There are still other changes that could be an upside in this year’s tax season and beyond, including:

  • Employers have the option to defer their share of Social Security tax, paying half by the end of 2021 and the other half by the end of 2022. (Self-employed individuals may postpone paying up to 50% of Social Security tax.) 
  • New rules let businesses accelerate depreciation to 15 years—versus the previously-set 39 years—for deductions related to renovations and health and safety upgrades.

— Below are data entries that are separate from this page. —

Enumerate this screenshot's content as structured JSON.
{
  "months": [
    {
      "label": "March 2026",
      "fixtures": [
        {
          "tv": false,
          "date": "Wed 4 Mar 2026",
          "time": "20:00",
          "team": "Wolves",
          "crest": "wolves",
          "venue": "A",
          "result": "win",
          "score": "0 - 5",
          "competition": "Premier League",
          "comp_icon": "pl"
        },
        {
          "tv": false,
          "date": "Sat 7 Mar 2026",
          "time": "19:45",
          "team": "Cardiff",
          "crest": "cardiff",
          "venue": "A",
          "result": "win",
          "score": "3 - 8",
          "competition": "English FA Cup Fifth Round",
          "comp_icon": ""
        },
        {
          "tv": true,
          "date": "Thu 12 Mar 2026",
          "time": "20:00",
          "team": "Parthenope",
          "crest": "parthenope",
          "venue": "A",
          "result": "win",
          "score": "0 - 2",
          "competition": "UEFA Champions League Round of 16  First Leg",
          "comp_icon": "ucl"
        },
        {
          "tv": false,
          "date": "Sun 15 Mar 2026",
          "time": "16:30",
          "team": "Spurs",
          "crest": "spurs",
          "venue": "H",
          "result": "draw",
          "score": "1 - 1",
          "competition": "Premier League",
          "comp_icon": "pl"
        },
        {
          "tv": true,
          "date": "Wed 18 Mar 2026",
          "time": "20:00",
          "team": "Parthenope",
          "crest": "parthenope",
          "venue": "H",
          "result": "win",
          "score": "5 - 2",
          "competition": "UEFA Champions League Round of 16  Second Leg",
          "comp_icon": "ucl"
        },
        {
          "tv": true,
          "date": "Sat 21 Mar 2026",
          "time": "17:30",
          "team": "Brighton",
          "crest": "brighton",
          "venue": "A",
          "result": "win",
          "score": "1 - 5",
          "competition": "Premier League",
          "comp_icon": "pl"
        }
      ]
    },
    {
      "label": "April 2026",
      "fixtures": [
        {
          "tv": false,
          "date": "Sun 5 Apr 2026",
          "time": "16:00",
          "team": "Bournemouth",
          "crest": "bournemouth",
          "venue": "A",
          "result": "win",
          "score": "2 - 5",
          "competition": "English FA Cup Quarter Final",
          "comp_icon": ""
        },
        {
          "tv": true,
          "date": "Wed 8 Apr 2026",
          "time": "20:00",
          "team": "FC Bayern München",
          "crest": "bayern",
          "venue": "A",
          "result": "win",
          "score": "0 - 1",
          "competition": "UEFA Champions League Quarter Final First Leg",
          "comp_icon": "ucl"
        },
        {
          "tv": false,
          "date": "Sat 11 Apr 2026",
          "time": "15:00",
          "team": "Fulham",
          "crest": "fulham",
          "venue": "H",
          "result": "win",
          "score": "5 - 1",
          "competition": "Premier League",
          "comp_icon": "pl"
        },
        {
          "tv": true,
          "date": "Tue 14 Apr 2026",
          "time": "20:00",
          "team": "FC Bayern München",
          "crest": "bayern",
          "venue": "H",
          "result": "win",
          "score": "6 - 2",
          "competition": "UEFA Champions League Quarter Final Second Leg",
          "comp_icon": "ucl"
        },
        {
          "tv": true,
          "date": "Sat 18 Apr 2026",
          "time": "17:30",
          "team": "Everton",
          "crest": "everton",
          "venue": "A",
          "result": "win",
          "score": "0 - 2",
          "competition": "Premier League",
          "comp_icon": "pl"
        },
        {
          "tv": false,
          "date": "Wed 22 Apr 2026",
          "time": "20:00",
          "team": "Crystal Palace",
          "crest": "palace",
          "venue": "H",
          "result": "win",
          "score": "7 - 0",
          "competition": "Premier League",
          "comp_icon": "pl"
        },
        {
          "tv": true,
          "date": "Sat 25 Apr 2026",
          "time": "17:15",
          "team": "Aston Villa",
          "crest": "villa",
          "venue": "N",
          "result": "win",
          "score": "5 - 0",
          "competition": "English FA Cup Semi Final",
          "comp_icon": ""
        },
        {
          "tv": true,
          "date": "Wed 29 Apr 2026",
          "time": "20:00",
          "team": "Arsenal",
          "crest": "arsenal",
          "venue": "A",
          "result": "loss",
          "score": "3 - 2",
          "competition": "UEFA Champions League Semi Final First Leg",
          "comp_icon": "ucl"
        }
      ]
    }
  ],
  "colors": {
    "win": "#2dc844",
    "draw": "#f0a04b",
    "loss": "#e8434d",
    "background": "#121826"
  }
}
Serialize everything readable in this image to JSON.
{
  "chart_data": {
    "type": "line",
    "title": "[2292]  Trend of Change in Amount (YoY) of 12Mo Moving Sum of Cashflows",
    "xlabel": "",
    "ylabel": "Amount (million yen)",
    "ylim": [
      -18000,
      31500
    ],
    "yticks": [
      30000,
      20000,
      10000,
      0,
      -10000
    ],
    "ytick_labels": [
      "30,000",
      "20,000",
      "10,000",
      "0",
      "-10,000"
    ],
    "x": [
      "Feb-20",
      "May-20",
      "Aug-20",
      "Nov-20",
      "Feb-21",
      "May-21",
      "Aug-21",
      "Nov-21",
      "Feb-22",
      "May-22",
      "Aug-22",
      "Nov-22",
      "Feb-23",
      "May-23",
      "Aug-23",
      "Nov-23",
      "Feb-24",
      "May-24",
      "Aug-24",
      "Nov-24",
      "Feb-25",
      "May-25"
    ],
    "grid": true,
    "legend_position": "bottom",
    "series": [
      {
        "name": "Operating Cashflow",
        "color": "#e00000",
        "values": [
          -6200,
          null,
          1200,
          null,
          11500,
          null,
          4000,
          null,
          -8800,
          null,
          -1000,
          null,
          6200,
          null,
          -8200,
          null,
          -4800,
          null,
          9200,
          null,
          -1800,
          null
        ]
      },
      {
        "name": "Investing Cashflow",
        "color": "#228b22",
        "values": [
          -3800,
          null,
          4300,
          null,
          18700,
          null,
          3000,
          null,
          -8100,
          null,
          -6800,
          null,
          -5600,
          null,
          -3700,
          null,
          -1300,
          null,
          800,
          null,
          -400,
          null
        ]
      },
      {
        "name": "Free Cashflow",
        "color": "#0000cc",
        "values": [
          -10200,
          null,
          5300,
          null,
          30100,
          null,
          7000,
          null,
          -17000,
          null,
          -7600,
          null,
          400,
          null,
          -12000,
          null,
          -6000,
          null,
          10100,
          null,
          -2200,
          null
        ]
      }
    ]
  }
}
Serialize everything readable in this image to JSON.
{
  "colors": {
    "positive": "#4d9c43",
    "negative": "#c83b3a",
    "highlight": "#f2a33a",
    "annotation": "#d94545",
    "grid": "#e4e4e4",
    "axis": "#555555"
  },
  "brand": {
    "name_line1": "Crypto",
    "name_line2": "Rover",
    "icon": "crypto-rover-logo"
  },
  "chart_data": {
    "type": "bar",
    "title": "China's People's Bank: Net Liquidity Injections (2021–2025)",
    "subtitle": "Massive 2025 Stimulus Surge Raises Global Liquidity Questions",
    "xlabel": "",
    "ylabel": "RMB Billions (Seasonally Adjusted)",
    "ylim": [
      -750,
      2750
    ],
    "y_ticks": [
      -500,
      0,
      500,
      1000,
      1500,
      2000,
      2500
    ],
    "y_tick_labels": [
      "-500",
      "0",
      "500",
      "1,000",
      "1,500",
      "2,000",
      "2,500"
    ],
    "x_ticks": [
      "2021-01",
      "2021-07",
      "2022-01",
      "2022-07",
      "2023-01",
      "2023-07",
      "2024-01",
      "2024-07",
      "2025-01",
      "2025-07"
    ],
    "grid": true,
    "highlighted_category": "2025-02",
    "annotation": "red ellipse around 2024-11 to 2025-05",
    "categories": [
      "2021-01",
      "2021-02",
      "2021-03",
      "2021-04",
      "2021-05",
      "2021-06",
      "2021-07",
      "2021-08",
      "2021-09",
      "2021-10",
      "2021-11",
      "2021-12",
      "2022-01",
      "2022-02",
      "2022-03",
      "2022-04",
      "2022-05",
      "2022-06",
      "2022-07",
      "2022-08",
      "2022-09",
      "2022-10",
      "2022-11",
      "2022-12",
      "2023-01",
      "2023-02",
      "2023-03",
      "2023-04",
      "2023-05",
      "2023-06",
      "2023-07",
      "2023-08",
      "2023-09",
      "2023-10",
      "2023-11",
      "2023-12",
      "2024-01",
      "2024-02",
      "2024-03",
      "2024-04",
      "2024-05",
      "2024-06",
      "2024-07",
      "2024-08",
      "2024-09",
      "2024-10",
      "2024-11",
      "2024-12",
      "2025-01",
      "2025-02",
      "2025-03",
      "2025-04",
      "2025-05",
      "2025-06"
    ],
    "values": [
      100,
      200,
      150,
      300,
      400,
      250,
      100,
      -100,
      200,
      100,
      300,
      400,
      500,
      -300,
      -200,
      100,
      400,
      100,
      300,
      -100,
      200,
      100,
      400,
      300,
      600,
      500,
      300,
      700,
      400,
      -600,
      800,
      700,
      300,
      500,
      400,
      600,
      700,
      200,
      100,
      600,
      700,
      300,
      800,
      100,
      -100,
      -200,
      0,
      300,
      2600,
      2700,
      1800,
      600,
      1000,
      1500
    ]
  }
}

  • The Work Opportunity Tax Credit provides a credit for businesses that hire people from certain categories, such as veterans, or who have been out of work for more than six months. The credit ranges from $1,200 to $9,600 per employee, and is available through 2025. 

As with anything tax-related, every new option comes with caveats and potential trade-offs, so businesses will want to work with tax advisors to map out the best strategy for turning the dark days of the pandemic into potential bright spots this spring.